The researchers do not stop here.
They claimed their newly developed ML powered tool “Side Eye” can do even more.
“Side Eye can even recognise the gender of the people speaking in the room where the photo or the video was captured along with the exact words and sentences they spoke”, Kevin Fu, a Professor of Electrical and Computer Engineering and Computer Science at Northeastern University said.
It means that if someone is recording a video and muted it to dub music. The Side Eye can extract the audio and gender of the creators or the other people speaking in the recording room, Northeastern Global News reported.
"Imagine someone is doing a TikTok video and they mute it and dub music. Have you ever been curious about what they're really saying? Was it 'Watermelon watermelon' or 'Here's my password?' Was somebody speaking behind them? You can actually pick up what is being spoken off camera", Fu said.
To extract background images from pictures and muted videos, Side Eye harnesses image stabilization technology that is universally employed in nearly all smartphone cameras.
Smartphone cameras incorporate a lens suspension system with springs submerged in liquid, ensuring that photos remain clear and focused even when the photographer has an unsteady hand. These cameras utilize sensors and an electromagnet to counteract any movement by adjusting the lens in the opposite direction, thereby stabilizing the image.
Interestingly, when someone speaks in close proximity to the camera lens while a photo is being taken, it generates minute vibrations in the springs, subtly altering the path of light. Extracting the audio frequencies from these vibrations may seem nearly impossible, but it becomes feasible thanks to the rolling shutter technique commonly used in photography by most cameras.

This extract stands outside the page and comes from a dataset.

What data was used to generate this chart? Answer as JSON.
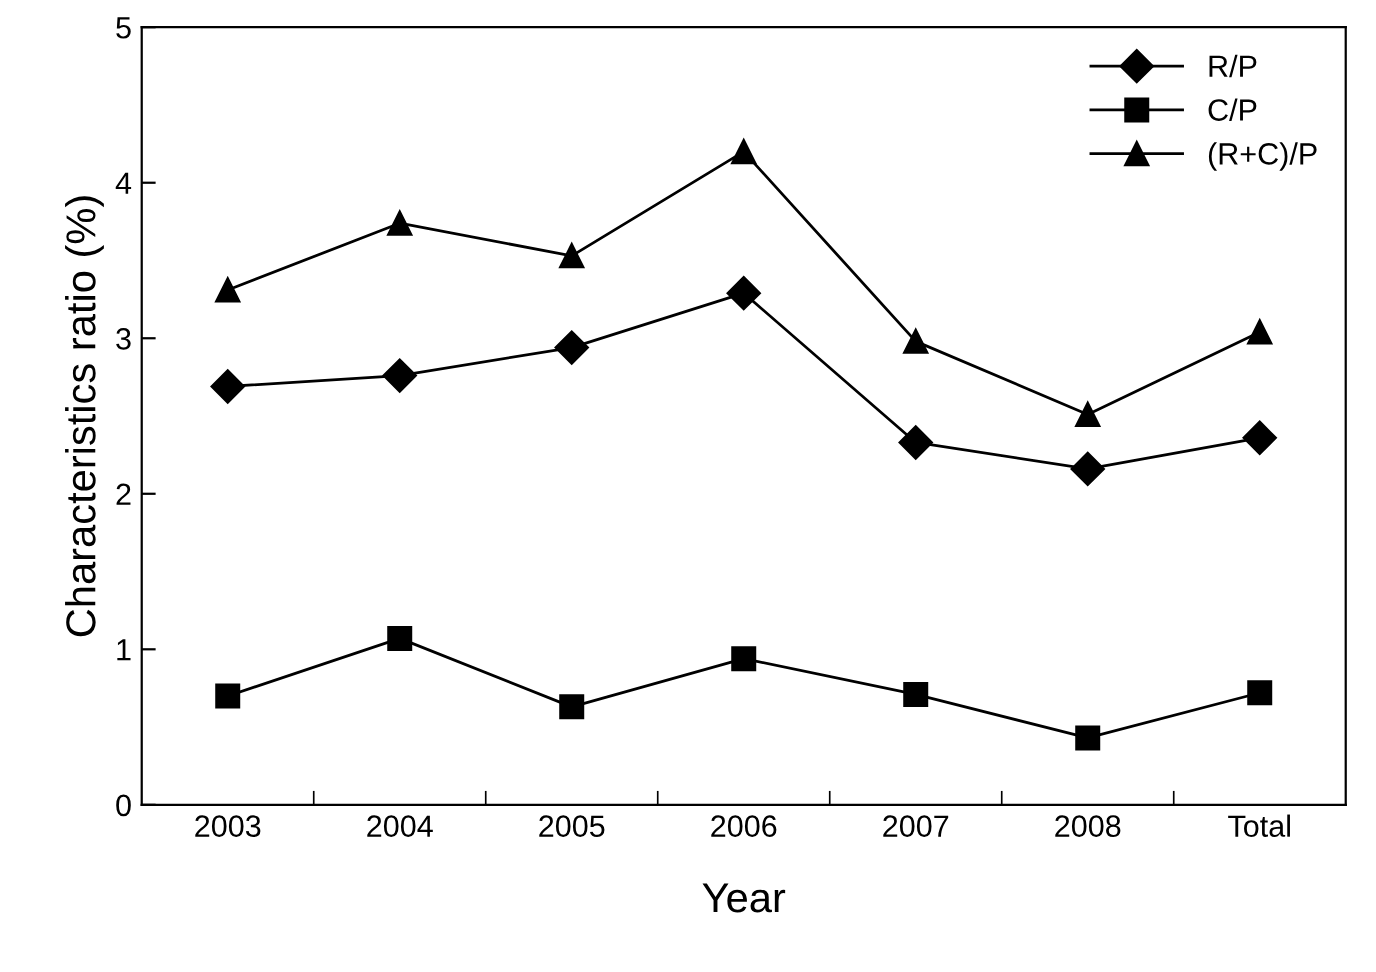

"The way cameras work today to reduce cost basically is they don’t scan all pixels of an image simultaneously – they do it one row at a time. [That happens] hundreds of thousands of times in a single photo. What this basically means is you’re able to amplify by over a thousand times how much frequency information you can get, basically the granularity of the audio."
For tech enthusiasts, Side Eye can be another major innovation but it will surely raise security and privacy concerns. And, Fu himself realises this fact but says his tool can be used for investigation and also as an evidence in courts.

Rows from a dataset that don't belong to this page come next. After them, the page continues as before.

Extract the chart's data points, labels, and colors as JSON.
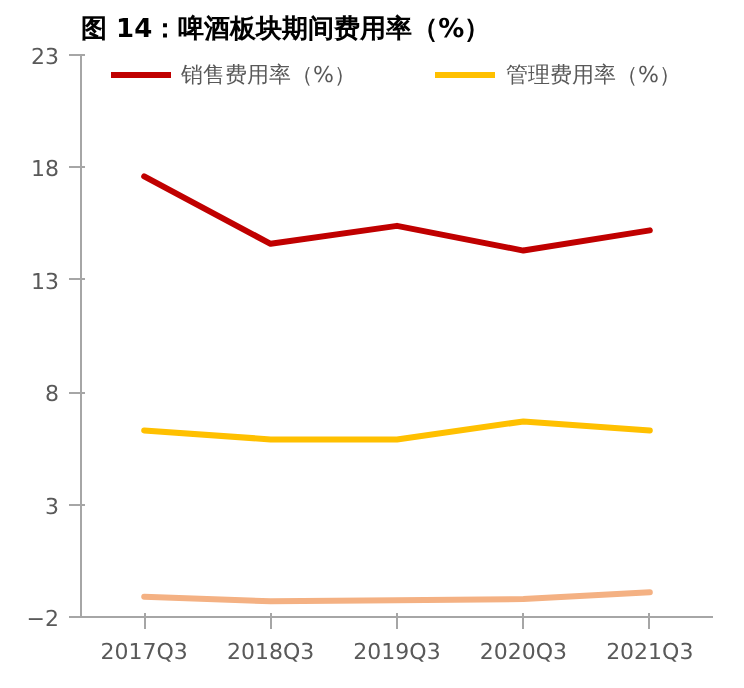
{
  "chart_data": {
    "type": "line",
    "title": "图 14：啤酒板块期间费用率（%）",
    "categories": [
      "2017Q3",
      "2018Q3",
      "2019Q3",
      "2020Q3",
      "2021Q3"
    ],
    "series": [
      {
        "name": "销售费用率（%）",
        "color": "#c00000",
        "values": [
          17.6,
          14.6,
          15.4,
          14.3,
          15.2
        ]
      },
      {
        "name": "管理费用率（%）",
        "color": "#ffc000",
        "values": [
          6.3,
          5.9,
          5.9,
          6.7,
          6.3
        ]
      },
      {
        "color": "#f4b183",
        "values": [
          -1.1,
          -1.3,
          -1.25,
          -1.2,
          -0.9
        ]
      }
    ],
    "ylim": [
      -2,
      23
    ],
    "yticks": [
      -2,
      3,
      8,
      13,
      18,
      23
    ],
    "grid": false,
    "legend": "top",
    "marker": "none",
    "line_style": "solid"
  }
}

“The most interesting application for Side Eye could be as a new form of digital evidence for lawyers and others working in the criminal legal system”, he said.
"Maybe there's an alibi and it's being admitted to court and somebody wants to prove somebody was or wasn't there," Fu added.
"You might be able to use this technique if you have an authenticated video with a known timestamp to confirm one way or the other. If you hear the person's voice, they're more than likely there”, he said.